Mrs. Marshall sighed. "To you, Sebastian, I will say things I would not say to any other person. Little as we love one another, still we are brother and sister. I know you would do much for me."
"I would do anything for you, Inez; blood is stronger than water, after all. And you can speak freely to me, your honour is my honour. I can hold my tongue. Speak out freely," he repeated.
"I will," she said, and gave him the kindest look that had been in her eyes for many a long year.
"You know how madly in love I was with Frank when I married him. It was not love, it was infatuation I believed him to be the most perfect and the most misunderstood man in the whole world. I blamed you for getting him out of the business, and I thought to repair your wrong by marrying him. Well, I did; and then what happened?"
"I can guess. The scales fell from your eyes."
"They did, within six months. For even then he deceived me. Yes, after all I had done for him. I had made him rich. I had--but that comes later on in the story. Suffice it to say, that I soon found out that I had married a faithless brute."

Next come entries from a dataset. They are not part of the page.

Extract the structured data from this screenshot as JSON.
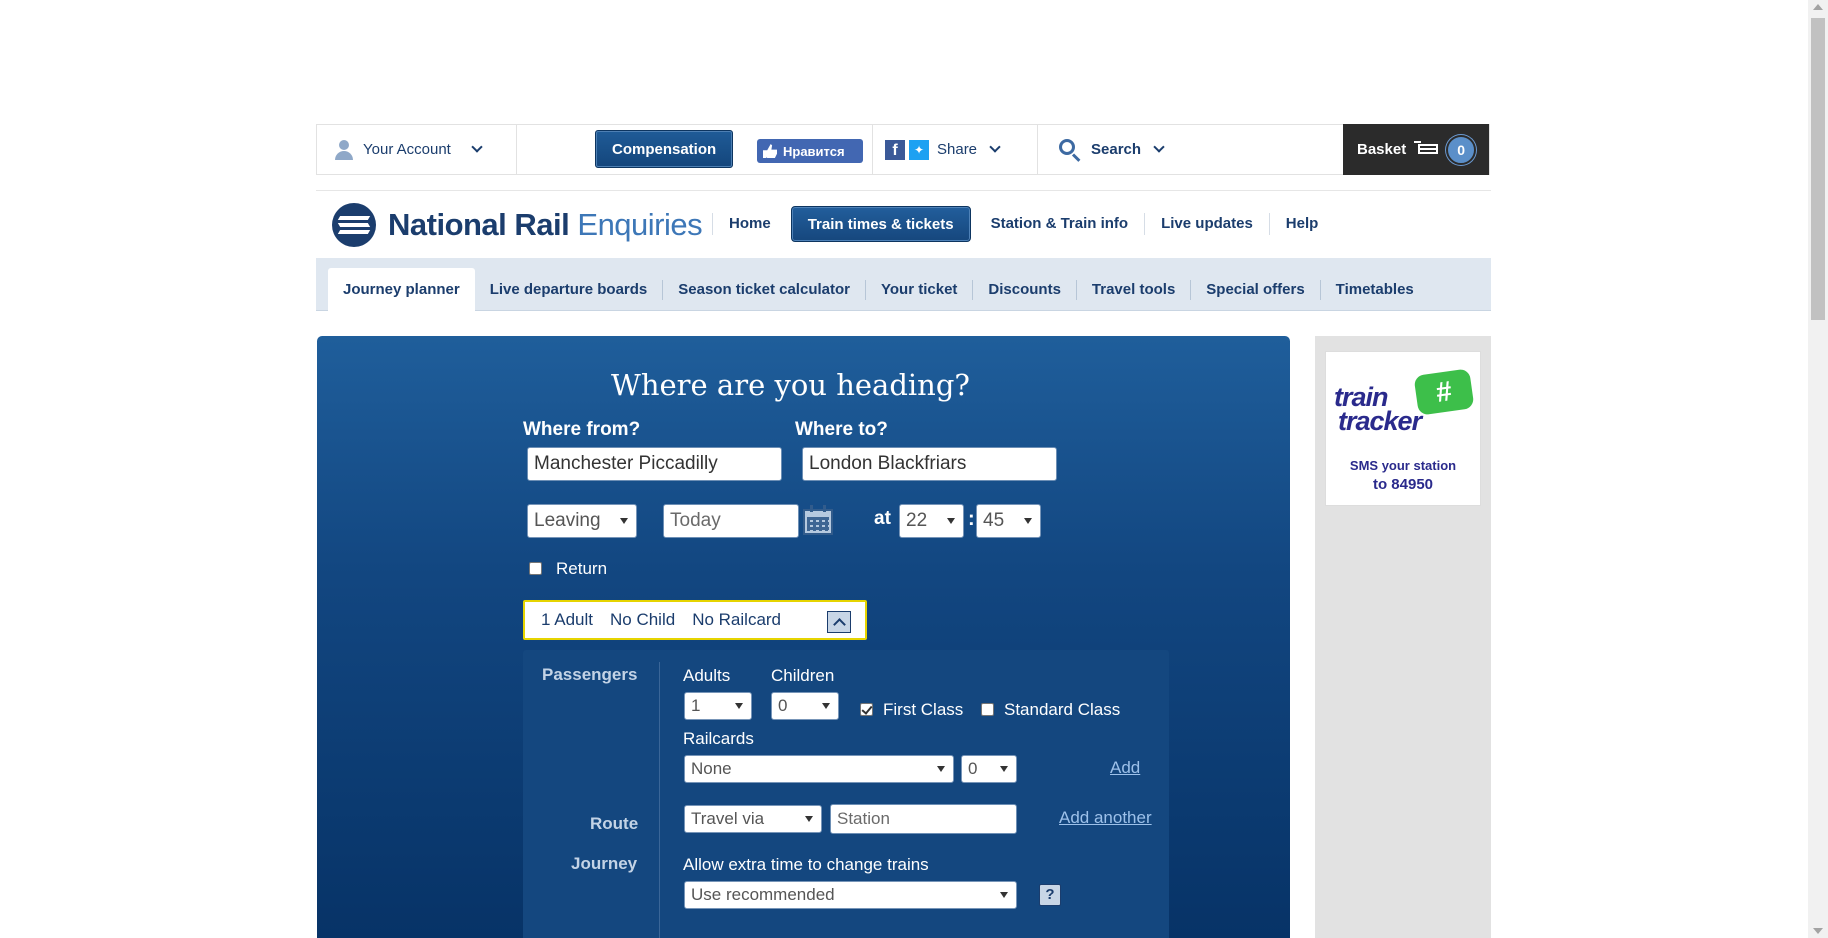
{
  "utility_bar": {
    "account_label": "Your Account",
    "compensation_label": "Compensation",
    "fb_like_label": "Нравится",
    "share_label": "Share",
    "search_label": "Search",
    "basket_label": "Basket",
    "basket_count": "0"
  },
  "logo": {
    "word1": "National Rail",
    "word2": "Enquiries"
  },
  "main_nav": [
    {
      "label": "Home",
      "active": false
    },
    {
      "label": "Train times & tickets",
      "active": true
    },
    {
      "label": "Station & Train info",
      "active": false
    },
    {
      "label": "Live updates",
      "active": false
    },
    {
      "label": "Help",
      "active": false
    }
  ],
  "sub_nav": [
    {
      "label": "Journey planner",
      "active": true
    },
    {
      "label": "Live departure boards",
      "active": false
    },
    {
      "label": "Season ticket calculator",
      "active": false
    },
    {
      "label": "Your ticket",
      "active": false
    },
    {
      "label": "Discounts",
      "active": false
    },
    {
      "label": "Travel tools",
      "active": false
    },
    {
      "label": "Special offers",
      "active": false
    },
    {
      "label": "Timetables",
      "active": false
    }
  ],
  "planner": {
    "heading": "Where are you heading?",
    "from_label": "Where from?",
    "from_value": "Manchester Piccadilly",
    "to_label": "Where to?",
    "to_value": "London Blackfriars",
    "leaving_select": "Leaving",
    "date_placeholder": "Today",
    "at_label": "at",
    "hour": "22",
    "minute": "45",
    "return_label": "Return",
    "return_checked": false,
    "passenger_summary": {
      "adults": "1 Adult",
      "children": "No Child",
      "railcard": "No Railcard"
    },
    "options": {
      "passengers_label": "Passengers",
      "adults_label": "Adults",
      "adults_value": "1",
      "children_label": "Children",
      "children_value": "0",
      "first_class_label": "First Class",
      "first_class_checked": true,
      "standard_class_label": "Standard Class",
      "standard_class_checked": false,
      "railcards_label": "Railcards",
      "railcard_value": "None",
      "railcard_count": "0",
      "add_label": "Add",
      "route_label": "Route",
      "travel_via_value": "Travel via",
      "station_placeholder": "Station",
      "add_another_label": "Add another",
      "journey_label": "Journey",
      "extra_time_label": "Allow extra time to change trains",
      "extra_time_value": "Use recommended",
      "help_label": "?"
    }
  },
  "ad": {
    "brand_line1": "train",
    "brand_line2": "tracker",
    "hash_symbol": "#",
    "sms_line1": "SMS your station",
    "sms_line2": "to 84950"
  }
}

"Why did you not get rid of him? I would have helped you."
She cast a look around the dismal room and smiled strangely. "Because I had committed a sin. I came to look upon Frank as the cross laid upon me for the expiation of that sin."
"Good Heavens, Inez! You don't mean to say you killed Jenner? No! What nonsense am I talking? You were in bed on that night."
"I did not kill Jenner," she said, calmly. "Nevertheless I had committed a sin; you shall hear all in good time. Well, I took Frank as my cross, and put up all these years with his infidelities, and drunkenness, and wickedness. I behaved to him as though I still loved him. I have deceived everyone."